Robert Earl “Toby” Rutherford was an experimental electronics engineer and a pioneer of television, being instrumental in its invention. He was also a highly proficient scientific glass blower, metallurgist and master machinist, as well as an electronic genius. His shop included a blast furnace, metal lathe, milling machine, and just about every other power and hand tool imaginable—but model making was his hobby, solace, and relaxation.
Toby built this coal burning steam engine from scratch using plans by Martin S. Lewis of “Little Engines” in Lomita, CA. He built the project between 1934 and 1973, hence the engine number 3473. He operated the 4-6-4 locomotive on the high track of the Long Island Live Steamers Club in South Haven Park, New York for years. It included a non-scale tender on which the engineer rode, pulling a string of cars with other riders; however, Toby never got around to making a scale tender. He built the live steam locomotive at a scale of 3/4″:1′.
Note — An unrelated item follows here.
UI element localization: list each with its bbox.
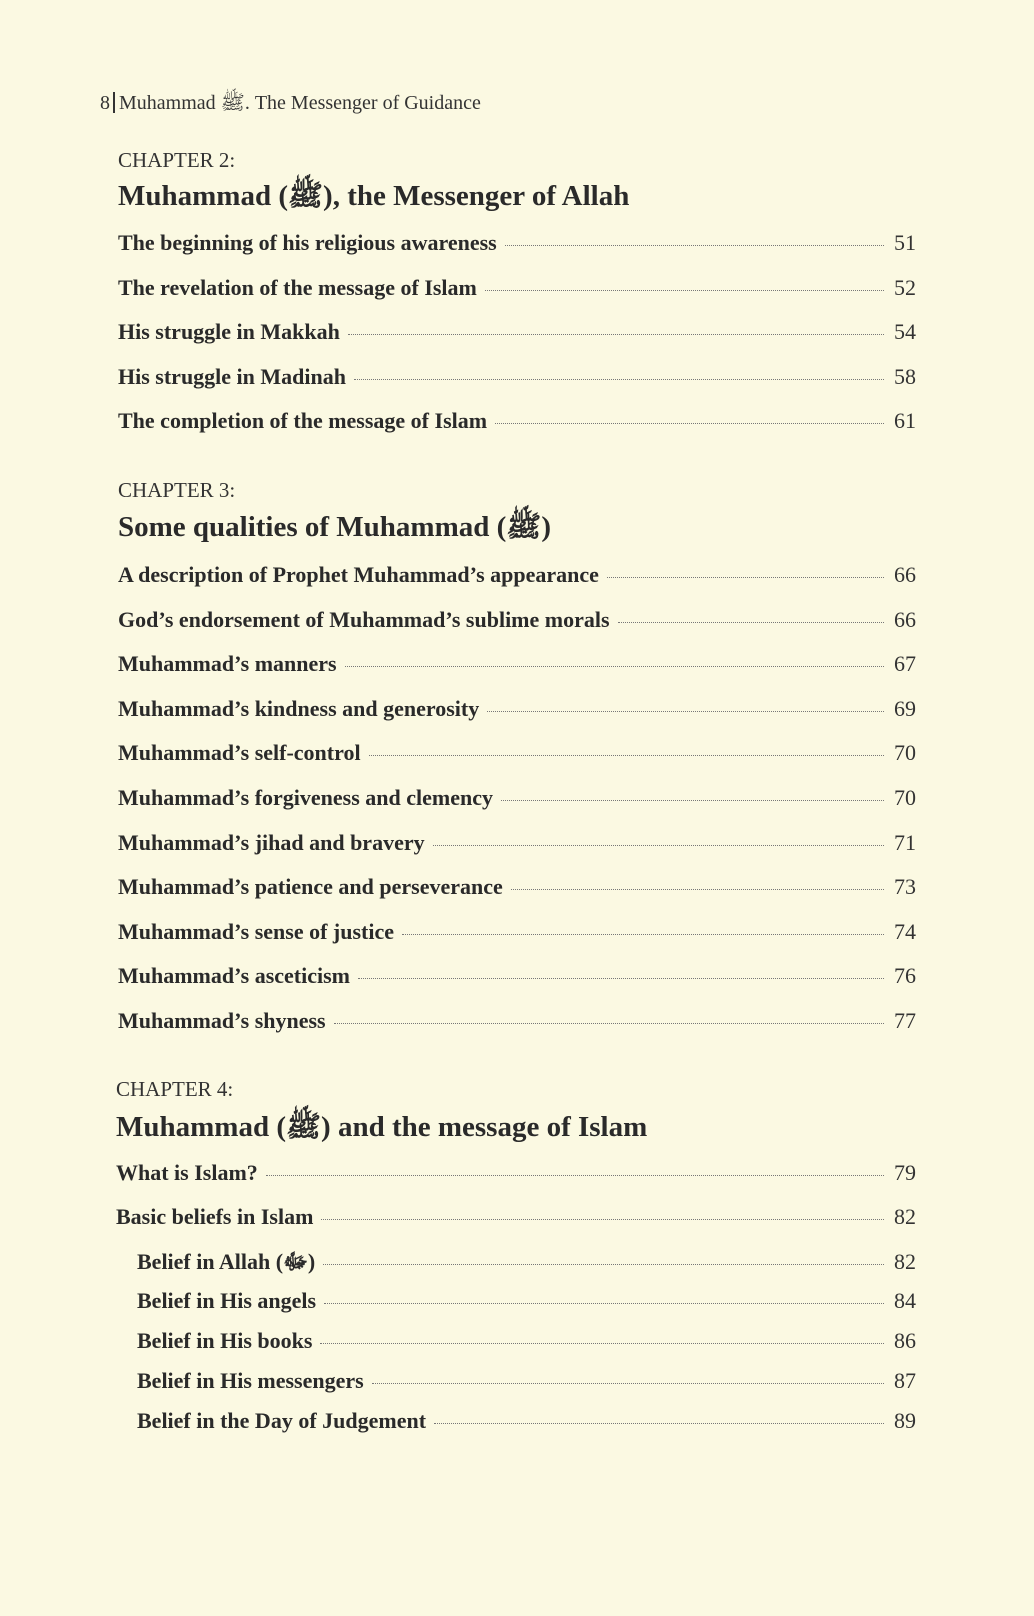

The engine measures about 45-1/2″-long and stands 12″ above the rails, which are 3-5/8″ apart. The drivers measure 5″ in diameter, so they would have stood about 6′-8″-tall on the real engine. The scale model locomotive weighs at least 100 lbs. Unlike other steam engines of the time, Mr. Rutherford built his locomotive with a stainless steel boiler, allowing it to get very hot quickly.